May 16, 2017 10 10 100.00%
CESAR A. BUENAVENTURA 
Vice Chairman
May 16, 2017 10 10 100.00%
VICTOR A. CONSUNJI
Non-Executive Director
May 16, 2017 10 10 100.00%
JORGE A. CONSUNJI
Non-Executive Director
May 16, 2017 10 9 90.00%
HERBERT M. CONSUNJI 
Executive Director       
May 16, 2017 10 10 100.00%
MA. EDWINA C. LAPERAL
Executive Director
May 16, 2017 10 10 100.00%
LUZ CONSUELO A. CONSUNJI  
Non-executive Director
May 16, 2017 10 10 100.00%
ANTONIO JOSE U. PERIQUET
Independent Director
May 16, 2017 10 8

80.00%

HONORIO O. REYES-LAO
Independent Director
May 16, 2017 10 10 100.00%


*The Directors were re-elected during the annual stockholders’ meeting held on May 16, 2017. All directors were incumbent directors as of January 1, 2017

 

Training Policy for Directors

Newly elected members of the Corporation’s Board of Directors shall undergo a comprehensive orientation or training on the Corporation’s business operations, policies and other related matters for such number of hours and in accordance with the requirements of the Securities and Exchange Commission.   He/she shall participate in an induction program that covers the Corporation’s strategy, general financial and legal affairs, financial reporting, compliance programs, the Code of Business Conduct and Ethics, operational and business aspects unique to the Corporation and its business activities, and the responsibilities of the Board of Directors.

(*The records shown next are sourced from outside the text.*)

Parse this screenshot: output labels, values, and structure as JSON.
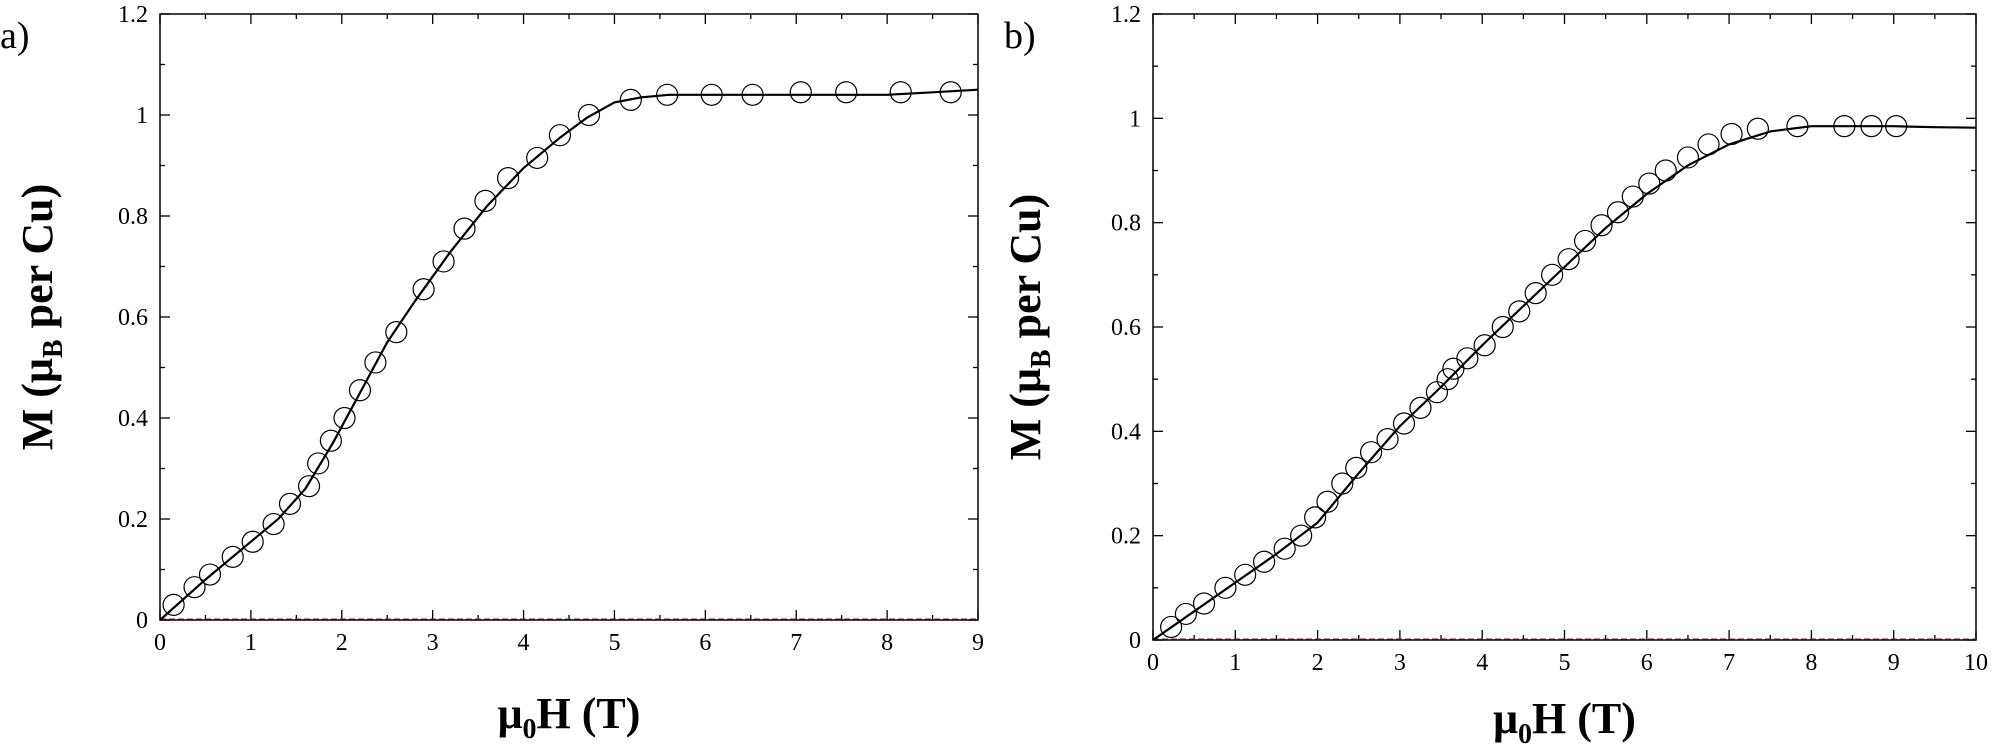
{
  "chart_data": [
    {
      "type": "scatter",
      "panel_label": "a)",
      "xlabel_main": "μ",
      "xlabel_sub": "0",
      "xlabel_rest": "H (T)",
      "ylabel_main": "M (μ",
      "ylabel_sub": "B",
      "ylabel_rest": " per Cu)",
      "xlim": [
        0,
        9
      ],
      "ylim": [
        0,
        1.2
      ],
      "xticks": [
        0,
        1,
        2,
        3,
        4,
        5,
        6,
        7,
        8,
        9
      ],
      "yticks": [
        0,
        0.2,
        0.4,
        0.6,
        0.8,
        1,
        1.2
      ],
      "xtick_labels": [
        "0",
        "1",
        "2",
        "3",
        "4",
        "5",
        "6",
        "7",
        "8",
        "9"
      ],
      "ytick_labels": [
        "0",
        "0.2",
        "0.4",
        "0.6",
        "0.8",
        "1",
        "1.2"
      ],
      "series": [
        {
          "marker": "open-circle",
          "x": [
            0.15,
            0.38,
            0.55,
            0.8,
            1.02,
            1.25,
            1.43,
            1.64,
            1.74,
            1.88,
            2.03,
            2.2,
            2.37,
            2.6,
            2.9,
            3.12,
            3.35,
            3.58,
            3.83,
            4.15,
            4.4,
            4.72,
            5.18,
            5.58,
            6.07,
            6.52,
            7.05,
            7.55,
            8.15,
            8.7
          ],
          "y": [
            0.03,
            0.065,
            0.09,
            0.125,
            0.155,
            0.19,
            0.23,
            0.265,
            0.31,
            0.355,
            0.4,
            0.455,
            0.51,
            0.57,
            0.655,
            0.71,
            0.775,
            0.83,
            0.875,
            0.915,
            0.96,
            1.0,
            1.03,
            1.04,
            1.04,
            1.04,
            1.045,
            1.045,
            1.045,
            1.045
          ]
        },
        {
          "type": "line",
          "x": [
            0,
            0.5,
            1,
            1.3,
            1.6,
            1.9,
            2.2,
            2.5,
            2.8,
            3.2,
            3.6,
            4.0,
            4.4,
            4.7,
            5.0,
            5.3,
            5.6,
            6.0,
            7.0,
            8.0,
            8.5,
            9.0
          ],
          "y": [
            0,
            0.08,
            0.155,
            0.2,
            0.26,
            0.35,
            0.45,
            0.55,
            0.63,
            0.73,
            0.82,
            0.895,
            0.955,
            0.995,
            1.025,
            1.035,
            1.04,
            1.04,
            1.04,
            1.04,
            1.045,
            1.05
          ]
        },
        {
          "type": "line",
          "x": [
            0,
            9
          ],
          "y": [
            0,
            0
          ]
        }
      ]
    },
    {
      "type": "scatter",
      "panel_label": "b)",
      "xlabel_main": "μ",
      "xlabel_sub": "0",
      "xlabel_rest": "H (T)",
      "ylabel_main": "M (μ",
      "ylabel_sub": "B",
      "ylabel_rest": " per Cu)",
      "xlim": [
        0,
        10
      ],
      "ylim": [
        0,
        1.2
      ],
      "xticks": [
        0,
        1,
        2,
        3,
        4,
        5,
        6,
        7,
        8,
        9,
        10
      ],
      "yticks": [
        0,
        0.2,
        0.4,
        0.6,
        0.8,
        1,
        1.2
      ],
      "xtick_labels": [
        "0",
        "1",
        "2",
        "3",
        "4",
        "5",
        "6",
        "7",
        "8",
        "9",
        "10"
      ],
      "ytick_labels": [
        "0",
        "0.2",
        "0.4",
        "0.6",
        "0.8",
        "1",
        "1.2"
      ],
      "series": [
        {
          "marker": "open-circle",
          "x": [
            0.22,
            0.4,
            0.62,
            0.88,
            1.12,
            1.35,
            1.6,
            1.8,
            1.97,
            2.12,
            2.3,
            2.47,
            2.65,
            2.85,
            3.05,
            3.25,
            3.45,
            3.58,
            3.65,
            3.82,
            4.03,
            4.25,
            4.45,
            4.65,
            4.85,
            5.05,
            5.25,
            5.45,
            5.65,
            5.83,
            6.03,
            6.23,
            6.5,
            6.75,
            7.03,
            7.35,
            7.83,
            8.4,
            8.73,
            9.03
          ],
          "y": [
            0.025,
            0.05,
            0.07,
            0.1,
            0.125,
            0.15,
            0.175,
            0.2,
            0.235,
            0.265,
            0.3,
            0.33,
            0.36,
            0.385,
            0.415,
            0.445,
            0.475,
            0.5,
            0.52,
            0.54,
            0.565,
            0.6,
            0.63,
            0.665,
            0.7,
            0.73,
            0.765,
            0.795,
            0.82,
            0.85,
            0.875,
            0.9,
            0.925,
            0.95,
            0.97,
            0.98,
            0.985,
            0.985,
            0.985,
            0.985
          ]
        },
        {
          "type": "line",
          "x": [
            0,
            0.5,
            1,
            1.5,
            2,
            2.5,
            3,
            3.5,
            4,
            4.5,
            5,
            5.5,
            6,
            6.5,
            7,
            7.5,
            8,
            8.5,
            9,
            9.5,
            10
          ],
          "y": [
            0,
            0.055,
            0.11,
            0.165,
            0.225,
            0.32,
            0.41,
            0.485,
            0.565,
            0.64,
            0.715,
            0.79,
            0.855,
            0.91,
            0.95,
            0.975,
            0.985,
            0.985,
            0.985,
            0.983,
            0.982
          ]
        },
        {
          "type": "line",
          "x": [
            0,
            10
          ],
          "y": [
            0,
            0
          ]
        }
      ]
    }
  ]
}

To keep Directors abreast of the latest developments in corporate governance matters, they must undergo a continuing educational program to include critical issues relating to the operation of the company.  The management shall conduct an annual review to identify areas where the Board Members need further training or education.

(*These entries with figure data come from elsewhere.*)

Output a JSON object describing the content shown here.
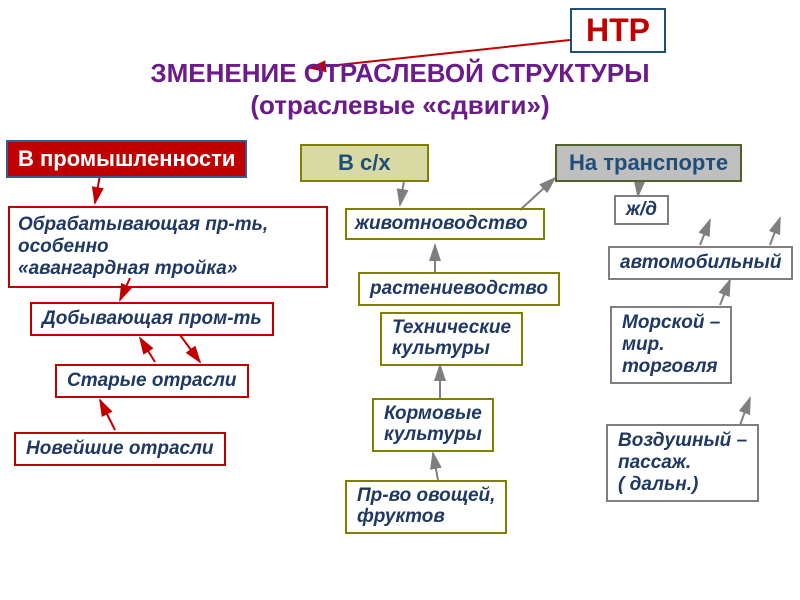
{
  "colors": {
    "title": "#6b1b8a",
    "ntr_text": "#c00000",
    "ntr_border": "#1f4e79",
    "cat_industry_bg": "#c00000",
    "cat_industry_text": "#ffffff",
    "cat_industry_border": "#385d8a",
    "cat_agri_bg": "#d9d9a3",
    "cat_agri_text": "#1f4e79",
    "cat_agri_border": "#808000",
    "cat_trans_bg": "#bfbfbf",
    "cat_trans_text": "#1f4e79",
    "cat_trans_border": "#4f6228",
    "red_border": "#c00000",
    "olive_border": "#808000",
    "gray_border": "#7f7f7f",
    "navy_text": "#1f3864",
    "italic_text": "#1f3864",
    "arrow_red": "#c00000",
    "arrow_gray": "#7f7f7f"
  },
  "ntr": "НТР",
  "title_line1": "ЗМЕНЕНИЕ ОТРАСЛЕВОЙ СТРУКТУРЫ",
  "title_line2": "(отраслевые «сдвиги»)",
  "cat_industry": "В промышленности",
  "cat_agri": "В с/х",
  "cat_trans": "На транспорте",
  "ind_processing": "Обрабатывающая пр-ть, особенно\n «авангардная тройка»",
  "ind_mining": "Добывающая пром-ть",
  "ind_old": "Старые отрасли",
  "ind_new": "Новейшие отрасли",
  "agri_livestock": "животноводство",
  "agri_crop": "растениеводство",
  "agri_tech": "Технические\n культуры",
  "agri_feed": "Кормовые\nкультуры",
  "agri_veg": "Пр-во овощей,\n фруктов",
  "trans_rail": "ж/д",
  "trans_auto": "автомобильный",
  "trans_sea": "Морской –\n мир.\n торговля",
  "trans_air": "Воздушный –\n пассаж.\n( дальн.)",
  "fonts": {
    "ntr_size": 32,
    "title_size": 26,
    "cat_size": 22,
    "box_size": 19
  }
}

Likewise, the Directors are encouraged to hold periodic visits to actual business operations of the Corporation’s subsidiaries, such as housing developments, power plants, mine sites, construction sites, and water treatment facilities, among others.

 

Director Remuneration
Each director receives a reasonable per diem  for his attendance at every meeting of the Board and Committee meeting. On March 31, 2016, the Board of Directors approved the increase in per diem of Board of Directors and Board Committeed from Php10,000.00 to Php80,000.00 per Board meeting attendance and Php40,000.00 per Committee meeting attendance.  The same increase was approved by the majority of stockholders  during the Annual Stockholders' Meeting on July 27, 2016.

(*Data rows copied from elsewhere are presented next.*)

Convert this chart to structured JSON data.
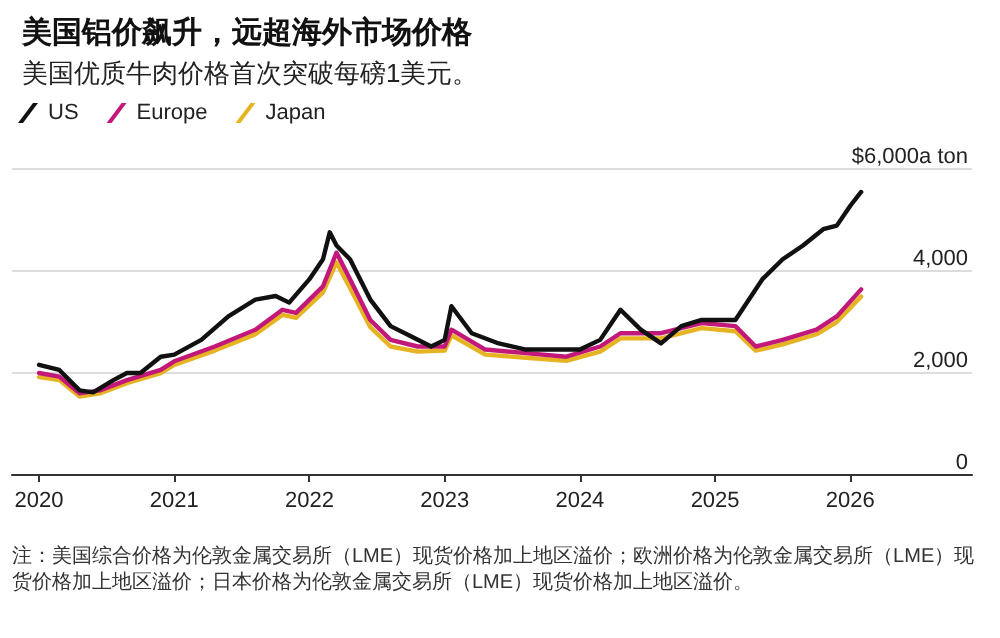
{
  "chart_data": {
    "type": "line",
    "title": "美国铝价飙升，远超海外市场价格",
    "subtitle": "美国优质牛肉价格首次突破每磅1美元。",
    "annotations": [
      "注：美国综合价格为伦敦金属交易所（LME）现货价格加上地区溢价；欧洲价格为伦敦金属交易所（LME）现货价格加上地区溢价；日本价格为伦敦金属交易所（LME）现货价格加上地区溢价。"
    ],
    "xlim": [
      2019.8,
      2026.9
    ],
    "xticks": [
      2020,
      2021,
      2022,
      2023,
      2024,
      2025,
      2026
    ],
    "ylim": [
      0,
      6000
    ],
    "yticks": [
      {
        "value": 0,
        "label": "0"
      },
      {
        "value": 2000,
        "label": "2,000"
      },
      {
        "value": 4000,
        "label": "4,000"
      },
      {
        "value": 6000,
        "label": "$6,000a ton"
      }
    ],
    "grid": "y",
    "legend": "top left",
    "marker": "none",
    "line_style": "solid",
    "series": [
      {
        "name": "Japan",
        "color": "#e6b422",
        "x": [
          2020.0,
          2020.15,
          2020.3,
          2020.45,
          2020.65,
          2020.9,
          2021.0,
          2021.3,
          2021.6,
          2021.8,
          2021.9,
          2022.1,
          2022.2,
          2022.3,
          2022.45,
          2022.6,
          2022.8,
          2023.0,
          2023.05,
          2023.3,
          2023.6,
          2023.9,
          2024.15,
          2024.3,
          2024.6,
          2024.9,
          2025.15,
          2025.3,
          2025.5,
          2025.75,
          2025.9,
          2026.08
        ],
        "values": [
          1900,
          1840,
          1520,
          1580,
          1780,
          1980,
          2140,
          2420,
          2740,
          3120,
          3060,
          3560,
          4150,
          3650,
          2880,
          2500,
          2400,
          2420,
          2720,
          2340,
          2280,
          2220,
          2400,
          2660,
          2660,
          2860,
          2800,
          2420,
          2540,
          2740,
          2980,
          3480
        ]
      },
      {
        "name": "Europe",
        "color": "#c2187a",
        "x": [
          2020.0,
          2020.15,
          2020.3,
          2020.45,
          2020.65,
          2020.9,
          2021.0,
          2021.3,
          2021.6,
          2021.8,
          2021.9,
          2022.1,
          2022.2,
          2022.3,
          2022.45,
          2022.6,
          2022.8,
          2023.0,
          2023.05,
          2023.3,
          2023.6,
          2023.9,
          2024.15,
          2024.3,
          2024.6,
          2024.9,
          2025.15,
          2025.3,
          2025.5,
          2025.75,
          2025.9,
          2026.08
        ],
        "values": [
          1980,
          1910,
          1580,
          1640,
          1840,
          2040,
          2210,
          2500,
          2830,
          3220,
          3160,
          3680,
          4340,
          3820,
          3020,
          2630,
          2500,
          2500,
          2830,
          2440,
          2370,
          2300,
          2500,
          2760,
          2760,
          2960,
          2900,
          2500,
          2630,
          2830,
          3090,
          3620
        ]
      },
      {
        "name": "US",
        "color": "#111111",
        "x": [
          2020.0,
          2020.15,
          2020.3,
          2020.4,
          2020.55,
          2020.65,
          2020.75,
          2020.9,
          2021.0,
          2021.2,
          2021.4,
          2021.6,
          2021.75,
          2021.85,
          2022.0,
          2022.1,
          2022.15,
          2022.2,
          2022.3,
          2022.45,
          2022.6,
          2022.75,
          2022.9,
          2023.0,
          2023.05,
          2023.2,
          2023.4,
          2023.6,
          2023.8,
          2024.0,
          2024.15,
          2024.3,
          2024.45,
          2024.6,
          2024.75,
          2024.9,
          2025.0,
          2025.15,
          2025.35,
          2025.5,
          2025.65,
          2025.8,
          2025.9,
          2026.0,
          2026.08
        ],
        "values": [
          2140,
          2040,
          1640,
          1600,
          1840,
          1980,
          1980,
          2300,
          2340,
          2630,
          3090,
          3420,
          3490,
          3360,
          3820,
          4210,
          4740,
          4480,
          4210,
          3420,
          2900,
          2700,
          2500,
          2630,
          3290,
          2760,
          2560,
          2440,
          2440,
          2440,
          2630,
          3220,
          2830,
          2560,
          2900,
          3020,
          3020,
          3020,
          3820,
          4210,
          4480,
          4800,
          4870,
          5260,
          5530
        ]
      }
    ]
  }
}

Subject to the approval of the stockholders owning at least a majority of the outstanding capital stock, directors may also be granted such compensation (other than per diems) provided however, that the total yearly compensation of directors, as such directors, shall not exceed ten (10%) percent of the net income before income tax of the Corporation during the preceding year.

The form and amount of Directors’ compensation will be determined and approved by the Compensation and Remuneration Committee in accordance with the policies and principles set forth in its Charter.

 

Holding and Trading Securities
Board members are required to report any holding or trading of Company’s securities within three (3) trading days to the PSE and SEC. Board members shall be refrained to trade the company’s securities during a black out period in compliance with PSE Disclosure Rules and Insider Trading Policy.